The galaxy DDO 70 (shown in the picture) has a metallicity only 7% of the solar metallicity, which meets the tradition criterion for metal-poor galaxies (lower than 10% of the solar metallicity). Professor Shi Yong together with Wang Junzhi, researcher from Shanghai Astronomical Observatory, has spent about ten days making astro-observation by IRAM 30m. The cold weather created a good condition for observation, and they finally detected the rotational level 2->1 of CO molecule radiation (see the spectrum in the lower right corner of the above picture).

This was the first time scientists in the world detected CO in metal-poor galaxies, and it provides direct evidence that molecular gas is present at a very low metallicity, supporting the prediction that stars in metal-poor galaxies are formed by molecular gas rather than by atomic gas as having been speculated by some theoretical models.

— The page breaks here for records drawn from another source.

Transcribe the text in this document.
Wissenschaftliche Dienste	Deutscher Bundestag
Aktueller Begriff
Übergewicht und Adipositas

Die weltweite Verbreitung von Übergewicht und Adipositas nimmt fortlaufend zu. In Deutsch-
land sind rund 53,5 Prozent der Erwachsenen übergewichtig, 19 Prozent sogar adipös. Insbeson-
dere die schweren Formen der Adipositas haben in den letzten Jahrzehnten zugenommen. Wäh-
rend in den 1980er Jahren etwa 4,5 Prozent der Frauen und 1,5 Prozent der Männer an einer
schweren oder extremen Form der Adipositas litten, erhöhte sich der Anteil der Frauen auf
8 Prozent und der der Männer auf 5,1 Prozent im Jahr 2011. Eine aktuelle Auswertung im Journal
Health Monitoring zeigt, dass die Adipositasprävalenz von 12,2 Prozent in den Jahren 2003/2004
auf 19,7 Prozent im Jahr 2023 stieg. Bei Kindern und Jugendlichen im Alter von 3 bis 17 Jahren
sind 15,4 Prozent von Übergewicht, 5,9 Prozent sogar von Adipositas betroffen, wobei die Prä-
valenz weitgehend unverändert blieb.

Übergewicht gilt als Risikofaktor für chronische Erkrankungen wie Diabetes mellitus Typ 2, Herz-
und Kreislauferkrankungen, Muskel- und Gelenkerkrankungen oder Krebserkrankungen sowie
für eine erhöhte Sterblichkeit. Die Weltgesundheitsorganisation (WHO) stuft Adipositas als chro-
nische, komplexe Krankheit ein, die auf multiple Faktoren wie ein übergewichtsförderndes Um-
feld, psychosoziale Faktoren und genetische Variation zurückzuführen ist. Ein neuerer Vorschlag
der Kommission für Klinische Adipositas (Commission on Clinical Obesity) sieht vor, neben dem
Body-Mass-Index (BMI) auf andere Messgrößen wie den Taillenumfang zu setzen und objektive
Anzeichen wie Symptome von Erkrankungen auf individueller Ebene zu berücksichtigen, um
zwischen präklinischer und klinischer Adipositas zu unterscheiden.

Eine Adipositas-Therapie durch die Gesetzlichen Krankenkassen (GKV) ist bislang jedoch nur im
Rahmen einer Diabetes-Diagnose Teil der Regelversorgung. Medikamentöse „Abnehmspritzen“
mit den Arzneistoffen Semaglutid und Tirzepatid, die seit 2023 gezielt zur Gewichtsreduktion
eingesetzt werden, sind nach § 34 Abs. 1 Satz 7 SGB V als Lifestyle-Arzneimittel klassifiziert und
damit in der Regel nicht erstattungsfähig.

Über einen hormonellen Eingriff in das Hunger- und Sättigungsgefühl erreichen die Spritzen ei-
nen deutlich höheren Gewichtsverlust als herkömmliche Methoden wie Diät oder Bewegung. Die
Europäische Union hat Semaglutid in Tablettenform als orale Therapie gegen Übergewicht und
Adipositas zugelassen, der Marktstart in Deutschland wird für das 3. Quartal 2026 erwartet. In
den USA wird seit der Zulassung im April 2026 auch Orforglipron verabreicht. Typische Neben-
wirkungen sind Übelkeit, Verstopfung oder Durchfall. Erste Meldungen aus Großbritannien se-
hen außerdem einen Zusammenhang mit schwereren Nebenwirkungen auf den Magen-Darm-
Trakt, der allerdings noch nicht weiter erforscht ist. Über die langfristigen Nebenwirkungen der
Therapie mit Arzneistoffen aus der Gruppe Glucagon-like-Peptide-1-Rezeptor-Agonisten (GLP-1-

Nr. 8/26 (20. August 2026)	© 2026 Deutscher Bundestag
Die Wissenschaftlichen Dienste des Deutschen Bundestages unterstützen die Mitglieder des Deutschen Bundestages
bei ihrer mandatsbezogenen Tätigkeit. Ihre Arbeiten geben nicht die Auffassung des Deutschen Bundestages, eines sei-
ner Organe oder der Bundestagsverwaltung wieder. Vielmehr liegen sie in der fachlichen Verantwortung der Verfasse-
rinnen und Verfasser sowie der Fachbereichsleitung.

The authors of theNature Communications paper include Shi Yong (professor at Nanjing University, the first and the corresponding author), Wang Junzhi (researcher of Shanghai Astronomical Observatory, Chinese Academy of Sciences), Zhang Zhiyu (University of Edinburgh), Gao Yu (researcher of the Purple Mountain Observatory, Chinese Academy of Sciences), Gu Qiusheng (professor of Nanjing University), and Hao Caina and Xia Xiaoyang (professors of Tianjing Normal University). Their research received the support from the National Science Foundation of China, the Ministry of Science and Technology, the Science Foundation of Jiangsu Province and the Chinese Academy of Sciences.